"People who have experienced the Great Eastern sun are constantly gentle and fearless, whereas those who are still trapped in the world of the setting sun are aggressive and fearful. Whenever genuine sadness attempts to enter their minds, they try to block it from happening. The setting-sun version of enjoyment is to forget your gentle sadness and instead become aggressive and "happy." However, what you're experiencing is neither real happiness nor enjoyment."
-Choygam Trungpa Rinpoche, Smile at Fear
Several friends have brought this recent article in New York magazine to my attention. My first reaction to reading it was, "Oh great. Another article about how awful being a parent is." Our USian culture teems with such articles, studies, opinions on how terrible it is to be a parent. How draining children are. These stories are always full of the words "freedom" and "joy" and "happiness". As in, having children will destroy all of the above. I find these articles unsurprising, as they arise from a country, (the United States) that I believe is, if not outright hostile to children and child rearing, then definitely very ambivalent towards them.

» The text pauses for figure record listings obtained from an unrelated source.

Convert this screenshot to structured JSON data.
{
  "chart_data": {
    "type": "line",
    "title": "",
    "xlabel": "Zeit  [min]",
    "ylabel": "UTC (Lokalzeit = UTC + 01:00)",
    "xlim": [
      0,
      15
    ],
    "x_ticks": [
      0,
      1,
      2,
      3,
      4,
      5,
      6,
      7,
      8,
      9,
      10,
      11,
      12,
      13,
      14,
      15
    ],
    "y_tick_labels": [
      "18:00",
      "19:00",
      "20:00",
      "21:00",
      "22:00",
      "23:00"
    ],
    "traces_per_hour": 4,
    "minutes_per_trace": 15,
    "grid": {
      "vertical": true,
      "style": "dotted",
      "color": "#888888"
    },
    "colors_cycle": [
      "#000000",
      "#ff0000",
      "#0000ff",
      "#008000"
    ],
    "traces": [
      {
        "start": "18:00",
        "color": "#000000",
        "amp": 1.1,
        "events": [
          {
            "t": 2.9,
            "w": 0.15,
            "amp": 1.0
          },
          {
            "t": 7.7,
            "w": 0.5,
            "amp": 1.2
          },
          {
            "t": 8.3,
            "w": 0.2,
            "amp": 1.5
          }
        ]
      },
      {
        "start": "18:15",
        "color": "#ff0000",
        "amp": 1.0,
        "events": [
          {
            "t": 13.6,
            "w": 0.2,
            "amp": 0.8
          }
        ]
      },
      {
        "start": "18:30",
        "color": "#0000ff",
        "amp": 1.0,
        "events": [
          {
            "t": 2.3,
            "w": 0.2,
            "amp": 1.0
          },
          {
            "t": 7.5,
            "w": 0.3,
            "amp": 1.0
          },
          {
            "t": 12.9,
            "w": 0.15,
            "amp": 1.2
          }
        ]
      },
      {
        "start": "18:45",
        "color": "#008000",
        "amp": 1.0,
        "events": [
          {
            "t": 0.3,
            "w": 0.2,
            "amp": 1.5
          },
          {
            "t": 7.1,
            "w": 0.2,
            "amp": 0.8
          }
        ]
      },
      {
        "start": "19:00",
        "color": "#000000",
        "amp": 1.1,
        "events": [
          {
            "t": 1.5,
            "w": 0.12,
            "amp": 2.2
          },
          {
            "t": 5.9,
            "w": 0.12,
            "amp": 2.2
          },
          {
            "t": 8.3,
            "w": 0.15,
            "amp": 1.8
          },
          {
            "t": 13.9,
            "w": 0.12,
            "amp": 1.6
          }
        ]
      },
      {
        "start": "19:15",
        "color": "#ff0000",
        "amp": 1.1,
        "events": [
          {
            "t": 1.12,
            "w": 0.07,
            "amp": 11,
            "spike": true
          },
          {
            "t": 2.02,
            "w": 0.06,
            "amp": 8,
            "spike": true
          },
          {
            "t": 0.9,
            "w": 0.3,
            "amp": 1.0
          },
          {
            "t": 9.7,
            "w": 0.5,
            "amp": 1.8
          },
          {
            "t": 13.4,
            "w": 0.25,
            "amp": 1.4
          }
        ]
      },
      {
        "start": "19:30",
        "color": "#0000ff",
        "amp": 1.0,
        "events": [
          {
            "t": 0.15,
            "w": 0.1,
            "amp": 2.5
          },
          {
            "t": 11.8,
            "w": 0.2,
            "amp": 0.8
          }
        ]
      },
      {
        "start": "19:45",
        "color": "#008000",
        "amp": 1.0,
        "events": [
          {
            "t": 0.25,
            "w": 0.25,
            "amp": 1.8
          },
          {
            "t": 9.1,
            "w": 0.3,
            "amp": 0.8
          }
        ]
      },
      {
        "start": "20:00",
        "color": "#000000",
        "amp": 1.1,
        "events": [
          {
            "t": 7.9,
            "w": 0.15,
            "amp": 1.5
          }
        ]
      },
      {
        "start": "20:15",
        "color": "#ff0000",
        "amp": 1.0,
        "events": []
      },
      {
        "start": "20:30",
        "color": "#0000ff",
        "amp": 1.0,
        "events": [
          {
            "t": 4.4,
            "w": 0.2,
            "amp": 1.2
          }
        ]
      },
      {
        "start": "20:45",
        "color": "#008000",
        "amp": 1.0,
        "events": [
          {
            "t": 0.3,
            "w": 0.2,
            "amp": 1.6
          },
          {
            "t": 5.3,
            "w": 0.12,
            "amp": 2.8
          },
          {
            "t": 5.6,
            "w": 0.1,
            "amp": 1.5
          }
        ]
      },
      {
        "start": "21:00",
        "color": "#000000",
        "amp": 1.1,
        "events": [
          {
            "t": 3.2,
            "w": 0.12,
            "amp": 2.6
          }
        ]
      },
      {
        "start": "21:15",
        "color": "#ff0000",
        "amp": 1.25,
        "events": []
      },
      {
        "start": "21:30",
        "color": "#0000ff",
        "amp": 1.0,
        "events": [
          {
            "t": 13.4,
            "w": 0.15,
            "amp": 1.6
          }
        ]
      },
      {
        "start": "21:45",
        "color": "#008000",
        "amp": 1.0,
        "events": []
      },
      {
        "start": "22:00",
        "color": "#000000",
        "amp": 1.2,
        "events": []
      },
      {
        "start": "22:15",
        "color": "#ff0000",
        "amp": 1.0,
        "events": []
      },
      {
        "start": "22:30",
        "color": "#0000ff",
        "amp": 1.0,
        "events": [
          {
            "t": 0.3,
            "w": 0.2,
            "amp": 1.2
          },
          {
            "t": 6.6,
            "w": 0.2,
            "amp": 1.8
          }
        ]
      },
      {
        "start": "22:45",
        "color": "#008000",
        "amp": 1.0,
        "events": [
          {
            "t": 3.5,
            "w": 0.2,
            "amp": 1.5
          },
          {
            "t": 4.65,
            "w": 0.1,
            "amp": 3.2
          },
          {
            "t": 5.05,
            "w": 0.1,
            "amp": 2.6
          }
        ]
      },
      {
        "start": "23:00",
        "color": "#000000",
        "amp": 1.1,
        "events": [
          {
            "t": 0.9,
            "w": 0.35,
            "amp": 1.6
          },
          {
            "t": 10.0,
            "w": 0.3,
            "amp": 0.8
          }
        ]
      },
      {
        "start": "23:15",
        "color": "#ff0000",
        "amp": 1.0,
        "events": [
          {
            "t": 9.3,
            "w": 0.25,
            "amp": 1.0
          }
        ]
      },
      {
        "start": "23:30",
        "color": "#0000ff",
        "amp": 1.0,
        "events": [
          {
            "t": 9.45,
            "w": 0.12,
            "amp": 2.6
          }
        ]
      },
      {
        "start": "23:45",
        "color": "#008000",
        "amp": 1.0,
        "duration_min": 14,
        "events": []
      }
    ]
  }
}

But digging deeper, I think that these types of articles and studies actually arise naturally from the context of samsara, which I use here to mean, as Thanissaro Bhikkhu so eloquently describes, "the tendency to keep creating worlds and then moving into them. As one world falls apart, you create another one and go there." Chogyam Trungpa describes it above as "setting sun". It is our human tendency when distrustful of our basic goodness, to search for comfort in other people, other situations, other things. We keep thinking we can find happiness, freedom, joy, anywhere but right here, in the present moment, with everything contained within it. Our present minds, bodies, environs, and so on. The more we turn away from the present moment, the more we live in the past and future - dreams and fantasies. We keep thinking something different will change everything, will finally make us happy. The new job, the new partner, the new friend, the new house . . .the new and improved me. We put enormous expectations then on the job or the partner or the new and improved me, expectations of great happiness. And when those expectations are inevitably disappointed, the world crumbles (or often, we destroy it) and we move on to the next one.
Until we wise up to what we are doing, our children are not exempt from this search. With mindfulness, we can contemplate our relationship to our children, from conception through birth and on through raising them. We can notice if we are subtly laying on them the burden of making us happy. Of giving us joy. Of not taking away our freedom. Of confirming us in some way. Being in mindful, compassionate relationship to other beings means giving over. Giving over of one's self. Letting go of one's wish to always be comfortable. To always have the world cater to our own desires and needs. It also means letting go of our profound desire to have others confirm us. Confirm that we exist in some real, solid way. All relationships ask this of us, not just those with our children. But our children really make it clear! It can be quite shocking, how inconsiderate our children can be of our own needs. It can be quite uncomfortable, living in that space of not getting confirmation, especially from beings so dear to us. But why do we expect them to give that to us?
It's an old, tired line, right? Don't expect others to make you happy? I think the root of the problem though is we are so confused as to what real happiness is. As Chogyam Trungpa writes above, happiness is often conceived to be this cranked up, aggressive, state of untrammeled joy. Freedom to do what we want. Such a state, like all others within samsara, is impermanent and bound to change to fear, sadness, anger. Such joy and freedom are false and unsustainable. It is all about us. True happiness seems to be found in those moments when we are able to loosen our grip on ourselves and extend out to others. We can view parenting in this way - as a constant loosening and extending out to our children. Then it stops being their responsibility to make us happy.
What I have found in those moments when I am able to let go of my "self" and open to my children, is that I often feel genuinely happy. I feel present. I am able to notice the ordinary magic contained in the very ordinary things and people that surround me. This is a quiet kind of happiness. But it is very potent. And the more you open to it and allow it in, the more you will find that your children and other beings you encounter become gateways to this joy, rather than obstacles. And beneath this joy is indeed sadness. It is the beautiful, bittersweet, genuine sadness that arises from having an open, tender heart. Being touched, pierced, by the world and the beings in it.
This path isn't easy. Parenting is hard work. It is often stressful. It challenges our emotions, our physical bodies, our psyches, our bank accounts . . .but honestly, I have yet to discover any genuine path that does not pose similar challenges. As Chogyam Trungpa writes,
We are, in our own way, pioneers: each is a historical person on his own journey. It is an individual pioneership of building spiritual ground. Everything has to be made and produced by us. Nobody is going to throw us little chocolate chips or console us with goodies.